Парадные двери были распахнуты настежь, широкая лестница с пологими ступенями, по которым человек скорее скользил, нежели шел, была покрыта коричневой дорожкой, заглушавшей шаги. Великолепные статуи в нишах мерцали на фоне темно-зеленых олеандров, доставленных из оранжерей герцога. Зал с античными фигурами превратился в сад, где при ярком дневном свете пылали свечи, числом восемьдесят, которые образовывали свисавшую с потолка корону. Под ней на обвитом зеленью постаменте красовалась гипсовая статуя, копия с античного оригинала, подарок короля Баварии Людвига Первого – торс юноши, представлявшего, как считали, одного из сыновей несчастной Ниобеи.
И наконец, вдоль стен выстроились под кружевными скатертями столы, на которых лежали подарки веймарских дам: всякое рукоделье, платочки, бювары, расшитые домашние туфли, перчатки, и тут же на серебряных блюдах поздравительные адреса и стихи.
Вновь прибывшие были тотчас отведены к Гете, который принимал поздравителей в салоне. Завидев их, маститый старец покинул круг прежних гостей и поспешил им навстречу. Утреннее напряжение и прием бесчисленного множества визитеров никак на нем не отразились – напротив, он выглядел более свежим и непринужденным, нежели накануне. Пожатие его руки было крепким; чуть склонив голову к одному плечу, он внимал поздравительным речам и улыбался. Правда, он ничего или почти ничего не отвечал на поздравления, но тем красноречивее были его черты, сияние вокруг его висков, блеск его больших глаз, легкое подрагивание увядших губ.
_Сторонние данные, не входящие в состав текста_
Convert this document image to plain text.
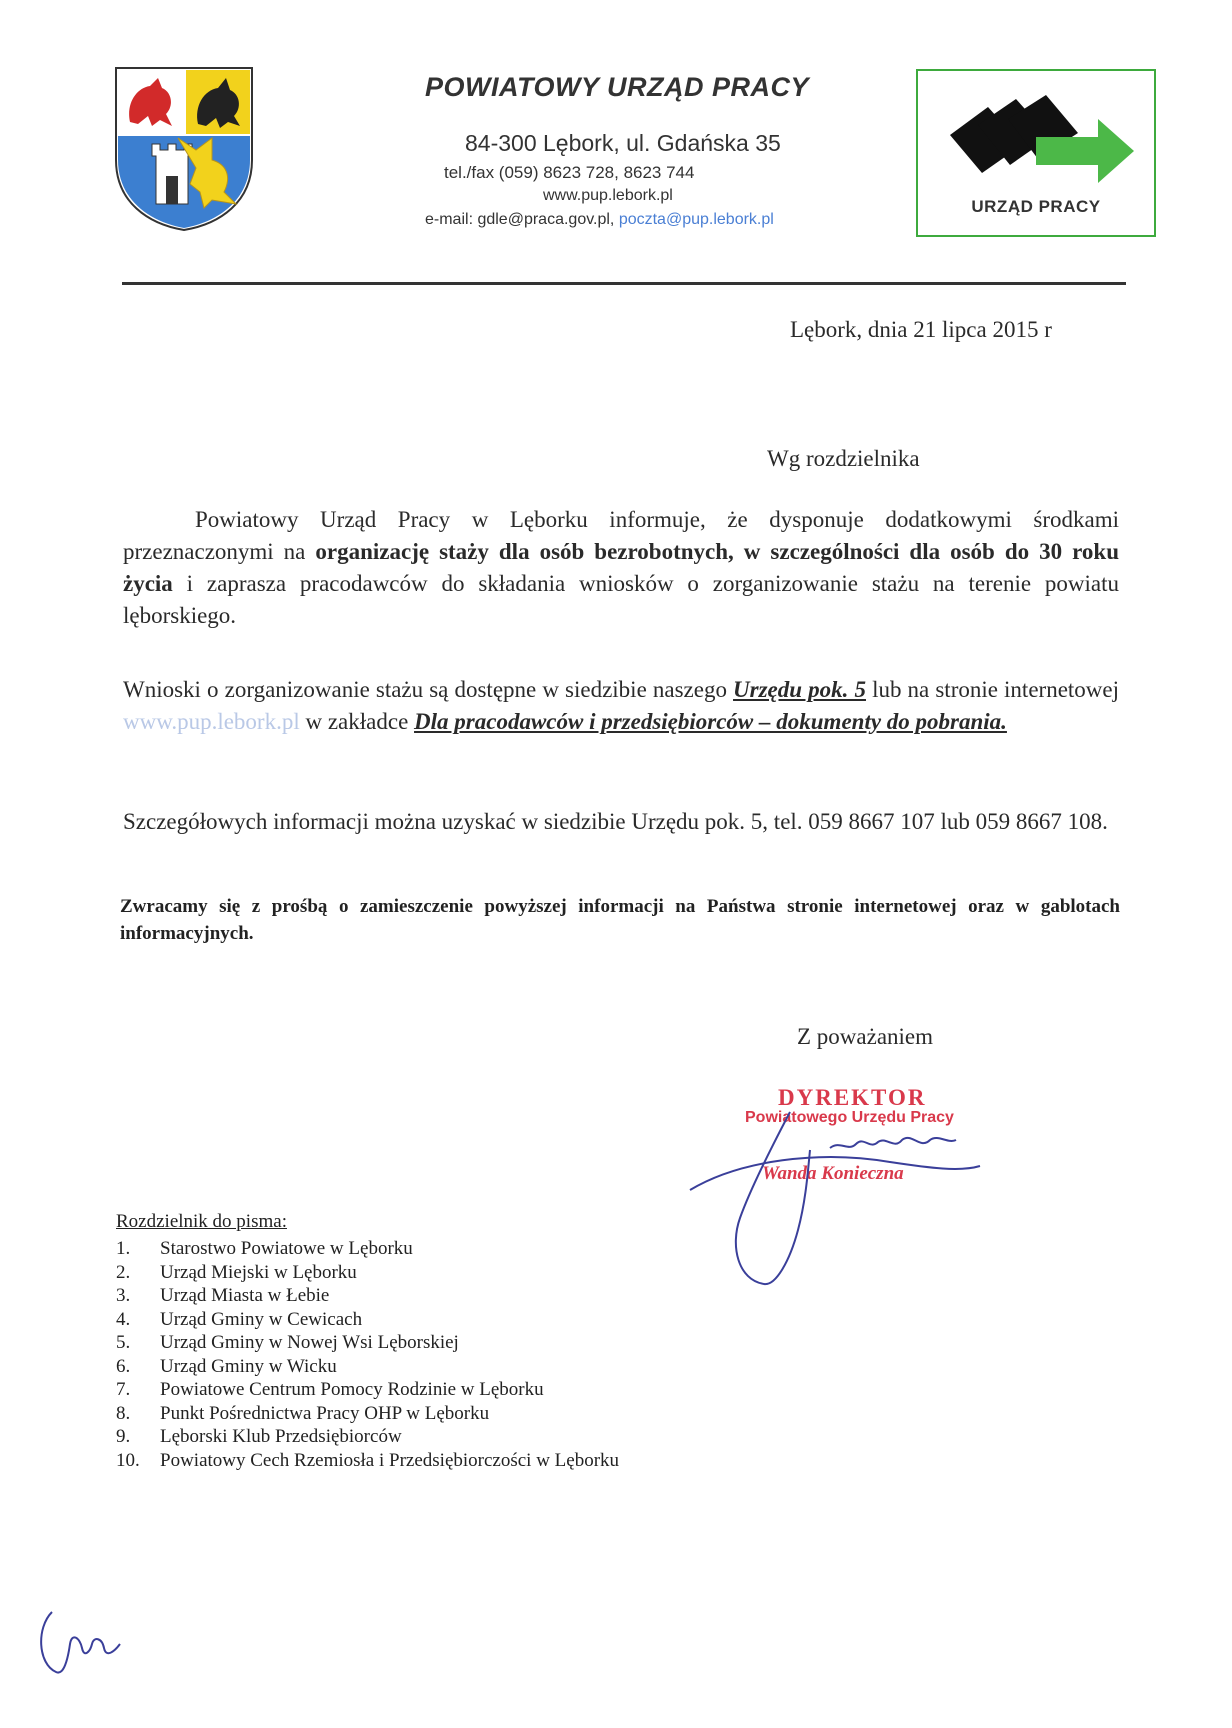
POWIATOWY URZĄD PRACY
84-300 Lębork, ul. Gdańska 35
tel./fax (059) 8623 728, 8623 744
www.pup.lebork.pl
e-mail: gdle@praca.gov.pl, poczta@pup.lebork.pl
URZĄD PRACY
Lębork, dnia 21 lipca 2015 r
Wg rozdzielnika
Powiatowy Urząd Pracy w Lęborku informuje, że dysponuje dodatkowymi środkami przeznaczonymi na organizację staży dla osób bezrobotnych, w szczególności dla osób do 30 roku życia i zaprasza pracodawców do składania wniosków o zorganizowanie stażu na terenie powiatu lęborskiego.
Wnioski o zorganizowanie stażu są dostępne w siedzibie naszego Urzędu pok. 5 lub na stronie internetowej www.pup.lebork.pl w zakładce Dla pracodawców i przedsiębiorców – dokumenty do pobrania.
Szczegółowych informacji można uzyskać w siedzibie Urzędu pok. 5, tel. 059 8667 107 lub 059 8667 108.
Zwracamy się z prośbą o zamieszczenie powyższej informacji na Państwa stronie internetowej oraz w gablotach informacyjnych.
Z poważaniem
DYREKTOR
Powiatowego Urzędu Pracy
Wanda Konieczna
Rozdzielnik do pisma:
1. Starostwo Powiatowe w Lęborku
2. Urząd Miejski w Lęborku
3. Urząd Miasta w Łebie
4. Urząd Gminy w Cewicach
5. Urząd Gminy w Nowej Wsi Lęborskiej
6. Urząd Gminy w Wicku
7. Powiatowe Centrum Pomocy Rodzinie w Lęborku
8. Punkt Pośrednictwa Pracy OHP w Lęborku
9. Lęborski Klub Przedsiębiorców
10. Powiatowy Cech Rzemiosła i Przedsiębiorczości w Lęborku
Салон был переполнен людьми. Мицкевич познакомился с историком Люденом, чью «Историю средневековья» прочитал с отменным удовольствием. Этому ученому, жителю Йены, недавно перевалило за пятьдесят. Он скромно уклонился от похвал, которыми осыпал его Мицкевич. Имя Мицкевича оказалось ему небезызвестным, хотя из произведений поэта он, по его собственному признанию, ничего покамест не читал. Мицкевич никак не обиделся словам Людена, он только сказал с улыбкой, что был бы очень рад, если бы дело обстояло иначе, хотя бы затем, чтобы таким образом узаконить свое существование в глазах автора известного исторического труда. Люден любезно ответил, что Мицкевич в этом отнюдь не нуждается, а кроме того, как мужественный борец за права польской нации, столь же благородной, сколь и многострадальной, он достаточно узаконен в глазах старого друга славянских народов. Слова «старый друг» Люден произнес с большим чувством и поведал о сердечной близости, которая связывает его с прежним учеником, а ныне прославленным борцом за славянские идеалы словаком Яном Колларом, автором венка сонетов «Дочь Словакии». Именно Ян Коллар открыл ему глаза на героическое прошлое и славную историю славянских народов, а затем научил восхищенно следить за ними. Мицкевич был рад это слышать, он лишь пожалел, что по недостатку времени, будучи в Богемии, не мог, при всем желании, познакомиться с Колларом.
– Сколь прекрасно наблюдать, – сказал он Людену с неприкрытой гордостью, – как повсюду расцветают новые цветы, как старый ствол дает новые побеги.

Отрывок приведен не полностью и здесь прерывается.